Foundation season 2: will there be more seasons?
Apple has only renewed Foundation for another 10-episode run, but we’d be shocked if more seasons aren’t forthcoming. Speaking to Lovin Malta (opens in new tab) in January 2021, Goyer revealed his ambitions to tell Foundation’s vast and epic tale – which spans one thousand years of fictional human history – across 80 episodes.
“Game of Thrones was really the first of these big, giant novelistic shows,” Goyer said. “And now, with Foundation, we can tell the story, hopefully, over the course of 80 episodes, or 80 hours, as opposed to trying to condense it all into two or three hours for a single film.”
Goyer also confirmed (via Collider (opens in new tab)) that he initially pitched an 80-episode story to Apple before they greenlit the show’s first run of episodes.

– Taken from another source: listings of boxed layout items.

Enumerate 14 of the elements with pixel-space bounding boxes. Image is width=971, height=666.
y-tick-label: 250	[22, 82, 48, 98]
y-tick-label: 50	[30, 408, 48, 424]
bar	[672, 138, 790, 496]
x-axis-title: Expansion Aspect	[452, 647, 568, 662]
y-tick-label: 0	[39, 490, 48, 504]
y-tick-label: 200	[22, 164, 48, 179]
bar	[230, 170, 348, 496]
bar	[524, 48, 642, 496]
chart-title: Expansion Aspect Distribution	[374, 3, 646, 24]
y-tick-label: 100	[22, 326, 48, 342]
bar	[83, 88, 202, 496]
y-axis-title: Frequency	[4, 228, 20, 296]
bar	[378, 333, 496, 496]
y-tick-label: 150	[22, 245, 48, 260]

And, if Foundation runs for eight seasons, Goyer already has the show’s ending in mind, saying: “I do have an endpoint in mind, at least for now, I do know where all the major characters land and what happens at the end of it. Hopefully, we’ll get there.”
If each season comprises 10 entries, Foundation might run for eight seasons. However, Apple’s continual renewal of Foundation will depend on whether audiences continue to tune in. Apple is notoriously guarded about releasing viewing figures for its in-house movies and TV shows – so much so that no data for Foundations season 1’s episodes is publicly available.
For now, Foundation season 2 is coming, but its future is unknown past that point. Its first season found its feet with each episode and, providing its successor can improve on the series’ first outing, it should be renewed by Apple during (or after) season 2’s release. Fail to attract viewers, however, and Foundation may not survive past its second season.